City Paper is not for tourists
Last week, for the third time, Mayor Adrian M. Fenty submitted the city lottery contract to the D.C. Council for approval. They have so far refused to take a vote on the matter.
Fenty is showing no signs of backing down.
The latest feint: On Wednesday morning, at a breakfast meeting between Fenty and councilmembers, Attorney-General-in-Waiting Peter Nickles took another stab at trying to convince city legislators to bring the matter to a vote. For one thing, there’s the fact that last week the city levied a $1.4 million fine on current vendor Lottery Technology Enterprises for security breaches. And then Nickles provided these facts to the council: In fiscal 2001, the lottery deposited $84 million into the District treasury. By fiscal 2007, that number had dropped to about $65 million, even though the lottery’s revenues had risen.
Nickles, LL is told, encountered a “wall of silence” from the council.

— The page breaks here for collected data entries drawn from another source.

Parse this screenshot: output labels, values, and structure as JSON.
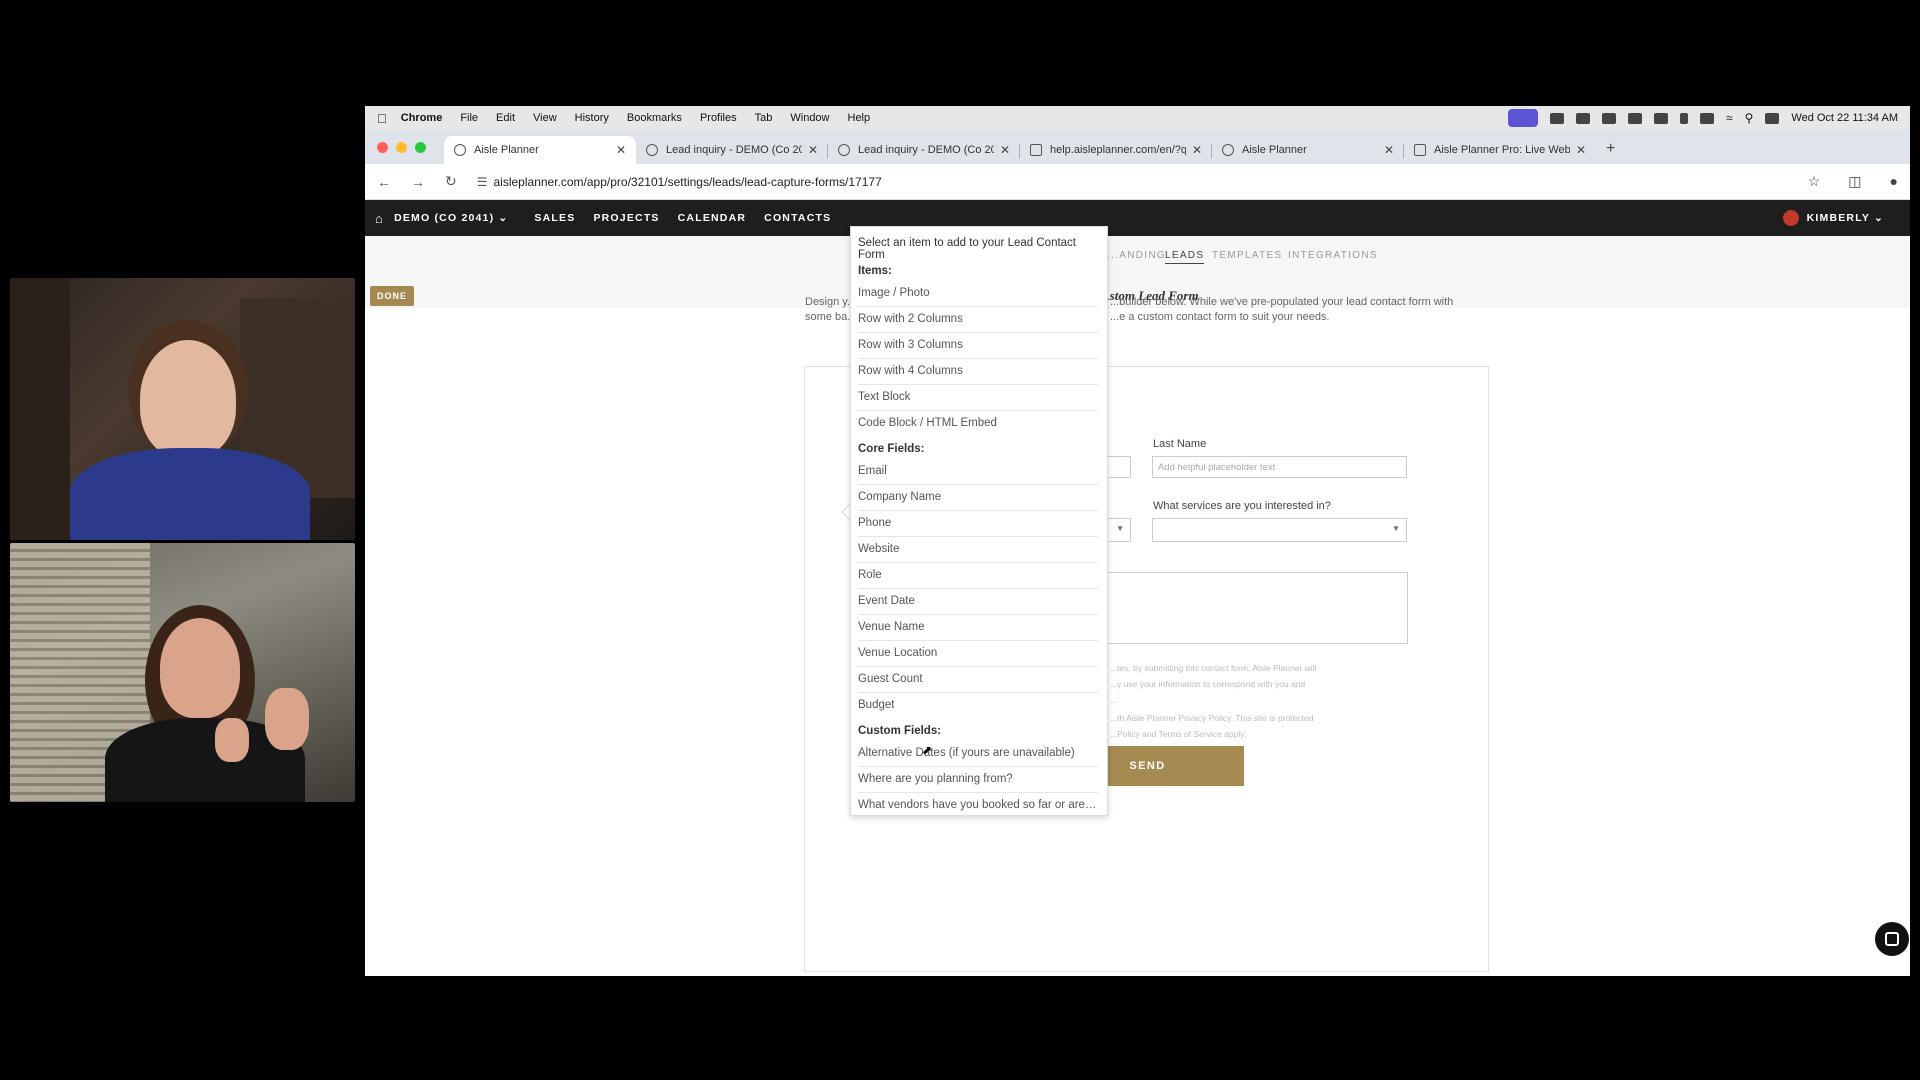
{
  "mac_menu": {
    "app": "Chrome",
    "items": [
      "File",
      "Edit",
      "View",
      "History",
      "Bookmarks",
      "Profiles",
      "Tab",
      "Window",
      "Help"
    ],
    "clock": "Wed Oct 22  11:34 AM"
  },
  "tabs": [
    {
      "label": "Aisle Planner"
    },
    {
      "label": "Lead inquiry - DEMO (Co 20..."
    },
    {
      "label": "Lead inquiry - DEMO (Co 20..."
    },
    {
      "label": "help.aisleplanner.com/en/?q..."
    },
    {
      "label": "Aisle Planner"
    },
    {
      "label": "Aisle Planner Pro: Live Webi..."
    }
  ],
  "address": {
    "url": "aisleplanner.com/app/pro/32101/settings/leads/lead-capture-forms/17177"
  },
  "app_nav": {
    "org": "DEMO (CO 2041) ⌄",
    "items": [
      "SALES",
      "PROJECTS",
      "CALENDAR",
      "CONTACTS"
    ],
    "user": "KIMBERLY ⌄"
  },
  "subnav": {
    "items": [
      "...ANDING",
      "LEADS",
      "TEMPLATES",
      "INTEGRATIONS"
    ],
    "done_label": "DONE",
    "form_title": "...stom Lead Form",
    "intro_line1_left": "Design y...",
    "intro_line1_right": "...builder below. While we've pre-populated your lead contact form with",
    "intro_line2_left": "some ba...",
    "intro_line2_right": "...e a custom contact form to suit your needs."
  },
  "form": {
    "last_name_label": "Last Name",
    "last_name_placeholder": "Add helpful placeholder text",
    "services_label": "What services are you interested in?",
    "legal_1": "...tes, by submitting this contact form, Aisle Planner will",
    "legal_2": "...y use your information to correspond with you and",
    "legal_3": "...",
    "legal_4": "...th Aisle Planner Privacy Policy. This site is protected",
    "legal_5": "...Policy and Terms of Service apply.",
    "send_label": "SEND"
  },
  "dropdown": {
    "title": "Select an item to add to your Lead Contact Form",
    "groups": [
      {
        "heading": "Items:",
        "items": [
          "Image / Photo",
          "Row with 2 Columns",
          "Row with 3 Columns",
          "Row with 4 Columns",
          "Text Block",
          "Code Block / HTML Embed"
        ]
      },
      {
        "heading": "Core Fields:",
        "items": [
          "Email",
          "Company Name",
          "Phone",
          "Website",
          "Role",
          "Event Date",
          "Venue Name",
          "Venue Location",
          "Guest Count",
          "Budget"
        ]
      },
      {
        "heading": "Custom Fields:",
        "items": [
          "Alternative Dates (if yours are unavailable)",
          "Where are you planning from?",
          "What vendors have you booked so far or are c..."
        ]
      }
    ]
  },
  "colors": {
    "accent_gold": "#a58a52",
    "nav_dark": "#1e1e1e"
  }
}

Nickles, in a conversation Wednesday, confirmed that account. Councilmembers, he says, had several questions on other matters he had presented at the meeting, but “on this one, nothing.”
Ann Walker Marchant, spokesperson for LTE, calls Nickles’ analysis of the lottery numbers “mind-boggling.”

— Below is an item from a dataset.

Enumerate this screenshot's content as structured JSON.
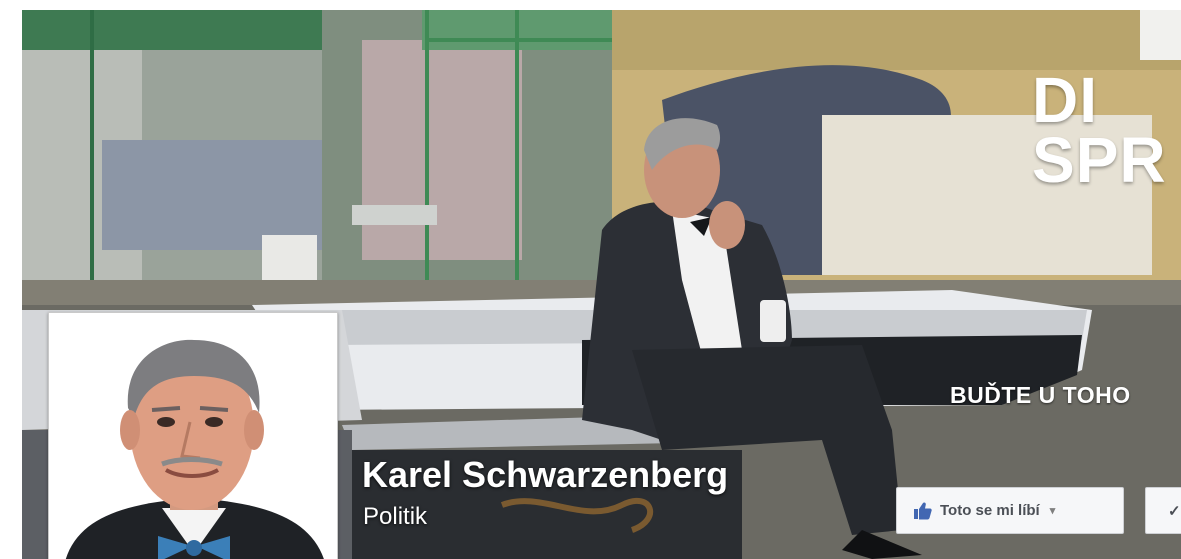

She provided LL with a city-produced chart of lottery revenues and general-fund deposits. Under LL’s analysis, 2001 was an unusually good year for the lottery, with about 38 percent of lottery revenues ending up in city coffers; that percentage usually hovers around 32 percent. Marchant attributes the 2001 haul to record Powerball jackpots, which attracted an unusually high number of players. Projections for fiscal 2007 and 2008 show 26 and 28 percent yields, respectively.
Furthermore, she says, how much lottery revenue gets passed on to the District is under control of the city lottery board—-which controls expenses for advertising, vendor costs, salaries, et al.—-not LTE. “We don’t have anything to do with what gets deposited in the general fund,” she says.

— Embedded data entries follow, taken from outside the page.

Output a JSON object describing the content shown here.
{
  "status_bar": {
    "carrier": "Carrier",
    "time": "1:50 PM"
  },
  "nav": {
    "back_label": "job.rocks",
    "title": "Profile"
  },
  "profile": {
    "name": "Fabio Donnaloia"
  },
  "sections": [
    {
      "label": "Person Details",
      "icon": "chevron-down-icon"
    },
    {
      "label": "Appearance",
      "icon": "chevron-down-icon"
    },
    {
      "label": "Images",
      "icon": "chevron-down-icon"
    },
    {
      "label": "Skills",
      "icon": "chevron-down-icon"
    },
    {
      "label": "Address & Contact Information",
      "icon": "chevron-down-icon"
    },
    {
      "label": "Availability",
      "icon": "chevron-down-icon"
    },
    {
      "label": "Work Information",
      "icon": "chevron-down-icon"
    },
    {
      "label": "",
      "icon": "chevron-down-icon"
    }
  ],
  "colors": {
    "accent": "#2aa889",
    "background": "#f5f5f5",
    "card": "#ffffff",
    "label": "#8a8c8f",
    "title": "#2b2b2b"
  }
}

Nickles says the purpose of his presentation was that the “bottom line issue is, now we’ve submitted it for the third time, we think you ought to put it on the agenda and vote on it.”
Part of that, Nickles explains, is to maintain the integrity of the city procurement process, where the best bidder gets the contract. And then there’s the numbers Nickles is alleging to be fishy: “There’s only two explanations,” he says. “Either something’s wrong in Denmark, or everyone’s getting lucky.”
The AG-designate did not hesitate to draw comparisons between LTE and the largest embezzlement scandal in District history, Harriette Walters & Co.’s fleecing of the Office of Tax and Revenue. “If any one had ever stepped back and said, ‘Hey, there’s all these repayments!'” he says, the scam could have been avoided. “Well, now we have a lot of winners….That caused me some concern.”
Such comparisons, says Marchant, are “just disingenuous and irresponsible.”
Are there more winners recently? Since the lottery began in 1982, about 51 percent of lottery sales have been paid back as prizes. Nickles’ baseline year, 2001, saw less than the normal amount of prizes paid, with only 47 percent of revenue going back to winners. The last year with hard numbers, 2006, saw 55 percent of sales going to winners—-indicating that local numbers players indeed had a better year. Projections for 2007 and 2008, respectively, were about 54 percent and 52 percent in paybacks.